# Clearwater cylinder head is unprofessional



## THE GUY ON THE INTERNET (Feb 5, 2010)

These guys are trash, they advertise their products, Cylinder Heads, as rebuilt. I got one from them after having a VR melt down. They sent me used cams and lifters. I could live with used cams only. One cam had a dent in it. I called them out on it and their first response was to have me send it back and they would refund me. They are unprofessional and if I had pics I would post them just so you coudl see how bad the dent in the cam was. All they do is take a used old cylinder head and shine it up and resell it. DONT EVER USE THEM!


----------



## jessturbo (Oct 7, 2010)

dam i would be sooo pissed !! they should be giving u free stuff right now!:banghead:


----------



## THE GUY ON THE INTERNET (Feb 5, 2010)

*They just started yelling*

All they did was yell and get pissed. Very unprofessional. I just dont want others to have to deal with their ****. LOL,I kept the core and they already gave me the money for the core.
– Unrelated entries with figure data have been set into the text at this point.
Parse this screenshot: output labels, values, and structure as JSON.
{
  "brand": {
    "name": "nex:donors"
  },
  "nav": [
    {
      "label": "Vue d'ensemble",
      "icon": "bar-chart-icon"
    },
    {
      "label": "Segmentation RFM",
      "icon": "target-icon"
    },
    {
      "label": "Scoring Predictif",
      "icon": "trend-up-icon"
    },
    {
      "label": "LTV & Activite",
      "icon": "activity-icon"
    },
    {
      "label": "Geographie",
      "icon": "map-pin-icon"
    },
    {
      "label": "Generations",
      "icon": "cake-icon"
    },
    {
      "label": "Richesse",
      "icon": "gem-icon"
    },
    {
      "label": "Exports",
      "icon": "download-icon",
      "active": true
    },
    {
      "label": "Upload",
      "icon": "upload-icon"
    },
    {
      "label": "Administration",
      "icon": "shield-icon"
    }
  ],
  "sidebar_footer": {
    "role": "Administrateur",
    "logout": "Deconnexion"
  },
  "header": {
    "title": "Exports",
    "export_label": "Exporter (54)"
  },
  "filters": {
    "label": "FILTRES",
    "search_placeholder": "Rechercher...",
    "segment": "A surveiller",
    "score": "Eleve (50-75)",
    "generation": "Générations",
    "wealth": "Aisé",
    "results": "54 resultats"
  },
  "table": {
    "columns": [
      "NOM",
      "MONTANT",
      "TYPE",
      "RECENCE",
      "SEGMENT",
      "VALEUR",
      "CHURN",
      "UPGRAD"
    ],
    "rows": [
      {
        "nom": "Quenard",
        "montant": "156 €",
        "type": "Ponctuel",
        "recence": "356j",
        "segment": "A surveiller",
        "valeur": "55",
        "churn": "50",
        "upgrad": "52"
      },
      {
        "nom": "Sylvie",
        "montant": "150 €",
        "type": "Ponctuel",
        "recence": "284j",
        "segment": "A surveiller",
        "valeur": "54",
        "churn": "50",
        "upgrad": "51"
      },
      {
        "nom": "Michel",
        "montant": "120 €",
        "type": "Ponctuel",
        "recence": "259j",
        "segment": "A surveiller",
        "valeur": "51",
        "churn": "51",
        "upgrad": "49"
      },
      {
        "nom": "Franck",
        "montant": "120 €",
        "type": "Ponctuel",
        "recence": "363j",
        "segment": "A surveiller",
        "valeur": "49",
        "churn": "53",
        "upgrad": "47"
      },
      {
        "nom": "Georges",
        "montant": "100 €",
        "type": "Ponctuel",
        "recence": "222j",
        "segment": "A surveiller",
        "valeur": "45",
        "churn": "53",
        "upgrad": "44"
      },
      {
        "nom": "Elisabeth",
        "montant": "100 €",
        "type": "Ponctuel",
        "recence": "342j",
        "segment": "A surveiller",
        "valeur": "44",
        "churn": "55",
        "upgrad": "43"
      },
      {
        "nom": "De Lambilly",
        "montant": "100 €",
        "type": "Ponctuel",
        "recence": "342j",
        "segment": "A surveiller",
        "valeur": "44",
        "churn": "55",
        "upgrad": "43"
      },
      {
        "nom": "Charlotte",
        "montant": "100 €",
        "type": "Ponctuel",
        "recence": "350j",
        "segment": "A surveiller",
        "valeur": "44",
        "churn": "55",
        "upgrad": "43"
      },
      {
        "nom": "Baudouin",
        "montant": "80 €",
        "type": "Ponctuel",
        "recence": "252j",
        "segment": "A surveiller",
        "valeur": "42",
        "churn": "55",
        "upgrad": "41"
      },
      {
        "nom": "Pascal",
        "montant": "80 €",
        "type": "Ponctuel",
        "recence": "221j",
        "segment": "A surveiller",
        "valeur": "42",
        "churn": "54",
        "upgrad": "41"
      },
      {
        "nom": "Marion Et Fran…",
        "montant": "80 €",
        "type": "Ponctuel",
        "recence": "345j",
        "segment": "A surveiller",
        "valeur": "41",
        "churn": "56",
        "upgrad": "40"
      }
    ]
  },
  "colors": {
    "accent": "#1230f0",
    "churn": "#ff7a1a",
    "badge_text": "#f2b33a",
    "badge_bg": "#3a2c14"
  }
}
They are getting **** from me.


----------



## SGLoki (Dec 12, 2004)

ummm thanks for the warning, but you stealing from them doesn't make it look like anyone in this situation is being professional, and calls your character into doubt.


----------



## masterqaz (Oct 5, 2007)

Id keep the money to. Label it a charge to wasting my time. headaches are time and time is money


----------